Department of Basic Neurosciences, University of Geneva, Geneva, Switzerland.
Nat Commun. 2021 Sep 9;12(1):5336. doi: 10.1038/s41467-021-25476-9.
We live surrounded by vibrations generated by moving objects. These oscillatory stimuli propagate through solid substrates, are sensed by mechanoreceptors in our body and give rise to perceptual attributes such as vibrotactile pitch (i.e. the perception of how high or low a vibration's frequency is). Here, we establish a mechanistic relationship between vibrotactile pitch perception and the physical properties of vibrations using behavioral tasks, in which vibratory stimuli were delivered to the human fingertip or the mouse forelimb. The resulting perceptual reports were analyzed with a model demonstrating that physically different combinations of vibration frequencies and amplitudes can produce equal pitch perception. We found that the perceptually indistinguishable but physically different stimuli follow a common computational principle in mouse and human. It dictates that vibrotactile pitch perception is shifted with increases in amplitude toward the frequency of highest vibrotactile sensitivity. These findings suggest the existence of a fundamental relationship between the seemingly unrelated concepts of spectral sensitivity and pitch perception.

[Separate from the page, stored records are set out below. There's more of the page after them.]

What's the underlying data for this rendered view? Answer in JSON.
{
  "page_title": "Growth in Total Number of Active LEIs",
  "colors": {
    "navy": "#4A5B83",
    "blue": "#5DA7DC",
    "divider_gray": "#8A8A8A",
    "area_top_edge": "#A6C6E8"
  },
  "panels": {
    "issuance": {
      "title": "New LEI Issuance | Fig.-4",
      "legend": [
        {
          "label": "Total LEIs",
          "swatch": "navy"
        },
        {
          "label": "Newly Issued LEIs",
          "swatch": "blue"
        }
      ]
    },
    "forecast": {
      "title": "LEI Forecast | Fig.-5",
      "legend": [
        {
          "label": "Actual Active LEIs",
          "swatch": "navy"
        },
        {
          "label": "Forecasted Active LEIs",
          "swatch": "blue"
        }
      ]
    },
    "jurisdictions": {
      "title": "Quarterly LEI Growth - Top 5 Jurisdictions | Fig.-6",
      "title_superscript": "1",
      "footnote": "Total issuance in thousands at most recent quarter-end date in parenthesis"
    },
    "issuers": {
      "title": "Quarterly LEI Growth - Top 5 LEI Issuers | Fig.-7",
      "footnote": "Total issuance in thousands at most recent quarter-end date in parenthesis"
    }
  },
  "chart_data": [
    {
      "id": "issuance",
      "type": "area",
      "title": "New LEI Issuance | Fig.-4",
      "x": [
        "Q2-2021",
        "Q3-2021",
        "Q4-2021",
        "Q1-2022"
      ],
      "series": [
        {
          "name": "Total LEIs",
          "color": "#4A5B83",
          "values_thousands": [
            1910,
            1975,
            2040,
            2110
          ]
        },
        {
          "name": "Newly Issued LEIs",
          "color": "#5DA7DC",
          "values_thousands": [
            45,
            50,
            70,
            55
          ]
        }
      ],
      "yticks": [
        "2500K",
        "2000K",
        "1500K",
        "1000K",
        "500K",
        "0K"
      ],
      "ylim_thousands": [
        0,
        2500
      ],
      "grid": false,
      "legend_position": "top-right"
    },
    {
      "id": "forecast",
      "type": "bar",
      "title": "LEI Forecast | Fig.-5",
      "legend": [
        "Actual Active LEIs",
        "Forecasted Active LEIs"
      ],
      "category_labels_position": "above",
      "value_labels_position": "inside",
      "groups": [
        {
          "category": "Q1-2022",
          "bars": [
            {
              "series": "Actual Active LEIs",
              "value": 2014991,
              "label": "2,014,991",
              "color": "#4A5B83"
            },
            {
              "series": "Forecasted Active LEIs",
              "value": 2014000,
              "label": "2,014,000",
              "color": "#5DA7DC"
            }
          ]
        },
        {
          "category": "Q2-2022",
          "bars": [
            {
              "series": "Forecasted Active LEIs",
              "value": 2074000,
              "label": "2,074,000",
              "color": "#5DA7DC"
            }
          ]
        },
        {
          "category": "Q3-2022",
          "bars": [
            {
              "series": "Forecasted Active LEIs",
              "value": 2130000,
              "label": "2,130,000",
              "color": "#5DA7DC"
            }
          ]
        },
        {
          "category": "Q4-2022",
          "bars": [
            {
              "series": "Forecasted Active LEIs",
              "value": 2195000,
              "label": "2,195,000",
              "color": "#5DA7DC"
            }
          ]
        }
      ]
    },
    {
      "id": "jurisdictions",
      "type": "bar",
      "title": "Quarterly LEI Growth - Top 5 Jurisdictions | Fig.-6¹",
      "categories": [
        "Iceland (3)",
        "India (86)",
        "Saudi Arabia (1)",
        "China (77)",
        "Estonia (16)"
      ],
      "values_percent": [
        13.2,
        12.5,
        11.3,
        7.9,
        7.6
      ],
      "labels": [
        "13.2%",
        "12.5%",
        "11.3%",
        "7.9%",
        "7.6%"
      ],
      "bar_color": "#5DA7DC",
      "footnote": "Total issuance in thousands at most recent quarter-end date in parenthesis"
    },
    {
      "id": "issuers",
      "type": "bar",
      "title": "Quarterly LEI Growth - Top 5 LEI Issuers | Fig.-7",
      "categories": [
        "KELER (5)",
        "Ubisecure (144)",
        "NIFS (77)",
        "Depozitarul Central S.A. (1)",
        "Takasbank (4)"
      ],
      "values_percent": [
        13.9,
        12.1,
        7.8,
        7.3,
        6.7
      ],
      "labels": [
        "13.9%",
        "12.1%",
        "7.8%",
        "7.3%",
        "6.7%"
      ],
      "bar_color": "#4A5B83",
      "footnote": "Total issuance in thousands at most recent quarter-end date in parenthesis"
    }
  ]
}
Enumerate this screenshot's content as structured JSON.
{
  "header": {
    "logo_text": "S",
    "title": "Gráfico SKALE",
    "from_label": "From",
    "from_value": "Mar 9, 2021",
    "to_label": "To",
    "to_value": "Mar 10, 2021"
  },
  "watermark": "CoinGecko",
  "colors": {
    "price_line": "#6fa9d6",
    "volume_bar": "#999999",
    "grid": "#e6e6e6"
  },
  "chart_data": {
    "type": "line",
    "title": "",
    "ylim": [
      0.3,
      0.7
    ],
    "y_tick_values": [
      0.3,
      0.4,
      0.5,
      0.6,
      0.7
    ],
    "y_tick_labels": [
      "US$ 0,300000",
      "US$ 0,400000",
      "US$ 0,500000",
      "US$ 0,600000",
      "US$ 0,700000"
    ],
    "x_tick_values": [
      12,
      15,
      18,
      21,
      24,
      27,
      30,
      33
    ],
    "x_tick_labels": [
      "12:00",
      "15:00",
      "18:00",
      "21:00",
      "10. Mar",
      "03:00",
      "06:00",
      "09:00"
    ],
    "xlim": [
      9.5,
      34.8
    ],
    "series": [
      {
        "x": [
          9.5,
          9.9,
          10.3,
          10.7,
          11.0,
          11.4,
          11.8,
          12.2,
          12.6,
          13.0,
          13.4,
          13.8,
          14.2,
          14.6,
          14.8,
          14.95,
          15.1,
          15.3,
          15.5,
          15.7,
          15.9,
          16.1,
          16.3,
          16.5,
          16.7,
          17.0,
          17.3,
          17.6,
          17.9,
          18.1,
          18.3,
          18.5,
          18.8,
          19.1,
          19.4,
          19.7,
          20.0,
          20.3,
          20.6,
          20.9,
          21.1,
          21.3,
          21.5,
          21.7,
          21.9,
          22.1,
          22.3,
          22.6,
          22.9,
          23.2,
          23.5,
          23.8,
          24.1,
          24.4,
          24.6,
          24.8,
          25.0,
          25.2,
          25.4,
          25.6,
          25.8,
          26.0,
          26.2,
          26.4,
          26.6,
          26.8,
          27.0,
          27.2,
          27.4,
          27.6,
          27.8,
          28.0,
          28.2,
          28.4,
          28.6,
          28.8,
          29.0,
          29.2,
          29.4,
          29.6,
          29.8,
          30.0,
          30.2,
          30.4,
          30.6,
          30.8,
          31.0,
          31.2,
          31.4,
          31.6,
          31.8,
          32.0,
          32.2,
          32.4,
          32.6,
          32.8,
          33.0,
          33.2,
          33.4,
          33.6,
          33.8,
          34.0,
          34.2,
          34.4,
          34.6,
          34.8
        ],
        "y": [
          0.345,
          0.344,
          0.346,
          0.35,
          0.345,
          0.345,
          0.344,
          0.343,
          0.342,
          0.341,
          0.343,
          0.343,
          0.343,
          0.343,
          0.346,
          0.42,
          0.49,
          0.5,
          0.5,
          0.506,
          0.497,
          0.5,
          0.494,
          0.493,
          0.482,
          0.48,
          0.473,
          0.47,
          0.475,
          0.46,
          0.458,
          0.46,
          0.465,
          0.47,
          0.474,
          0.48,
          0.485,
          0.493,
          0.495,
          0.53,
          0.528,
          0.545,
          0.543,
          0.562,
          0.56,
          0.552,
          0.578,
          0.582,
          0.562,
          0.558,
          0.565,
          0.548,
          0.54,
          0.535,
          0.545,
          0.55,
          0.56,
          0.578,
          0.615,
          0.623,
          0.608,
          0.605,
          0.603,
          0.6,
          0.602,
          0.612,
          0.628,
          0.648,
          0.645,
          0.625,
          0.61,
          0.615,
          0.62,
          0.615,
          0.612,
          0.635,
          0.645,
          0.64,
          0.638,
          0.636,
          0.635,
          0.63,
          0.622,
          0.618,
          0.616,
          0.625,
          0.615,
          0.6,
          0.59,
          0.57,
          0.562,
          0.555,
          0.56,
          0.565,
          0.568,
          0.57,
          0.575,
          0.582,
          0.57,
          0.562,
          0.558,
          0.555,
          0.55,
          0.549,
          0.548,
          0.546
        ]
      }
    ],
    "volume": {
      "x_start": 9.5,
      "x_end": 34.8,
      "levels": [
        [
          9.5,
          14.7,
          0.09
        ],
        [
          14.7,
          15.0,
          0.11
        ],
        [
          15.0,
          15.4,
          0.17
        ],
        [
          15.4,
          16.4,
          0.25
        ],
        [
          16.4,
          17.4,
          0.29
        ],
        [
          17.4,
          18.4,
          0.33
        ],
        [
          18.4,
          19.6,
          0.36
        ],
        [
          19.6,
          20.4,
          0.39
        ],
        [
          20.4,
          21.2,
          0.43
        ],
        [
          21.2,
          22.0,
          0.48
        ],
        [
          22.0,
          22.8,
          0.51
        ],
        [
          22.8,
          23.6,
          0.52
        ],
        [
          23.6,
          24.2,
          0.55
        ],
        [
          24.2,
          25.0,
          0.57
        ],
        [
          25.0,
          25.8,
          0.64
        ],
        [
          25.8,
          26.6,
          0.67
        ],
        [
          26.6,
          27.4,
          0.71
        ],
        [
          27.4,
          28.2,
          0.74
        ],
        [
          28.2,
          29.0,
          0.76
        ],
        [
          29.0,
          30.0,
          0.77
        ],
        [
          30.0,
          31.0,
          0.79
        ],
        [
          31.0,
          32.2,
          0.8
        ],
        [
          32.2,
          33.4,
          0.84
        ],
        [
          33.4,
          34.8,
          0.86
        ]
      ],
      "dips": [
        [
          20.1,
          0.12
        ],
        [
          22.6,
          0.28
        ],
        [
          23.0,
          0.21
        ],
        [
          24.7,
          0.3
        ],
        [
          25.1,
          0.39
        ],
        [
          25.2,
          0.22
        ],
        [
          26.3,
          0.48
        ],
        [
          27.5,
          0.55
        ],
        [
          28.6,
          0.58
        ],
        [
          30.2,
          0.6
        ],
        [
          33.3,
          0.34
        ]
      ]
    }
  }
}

我们生活在运动物体产生的振动环境中。这些振荡刺激通过固体基质传播,被我们身体中的机械感受器感知,并产生振动触觉音高(即感知振动频率的高低)等感知属性。在这里,我们使用行为任务在人类指尖或小鼠前肢上施加振动刺激,在机械振动触觉音高感知与振动物理特性之间建立了一种机制关系。对产生的感知报告进行分析的模型表明,振动频率和幅度的物理不同组合可以产生相同的音高感知。我们发现,在小鼠和人类中,虽然感觉上无法区分但物理上不同的刺激遵循一个共同的计算原则。它规定,随着振幅的增加,振动触觉音高感知会向振动触觉灵敏度最高的频率转移。这些发现表明,在光谱灵敏度和音高感知这两个看似不相关的概念之间存在着基本关系。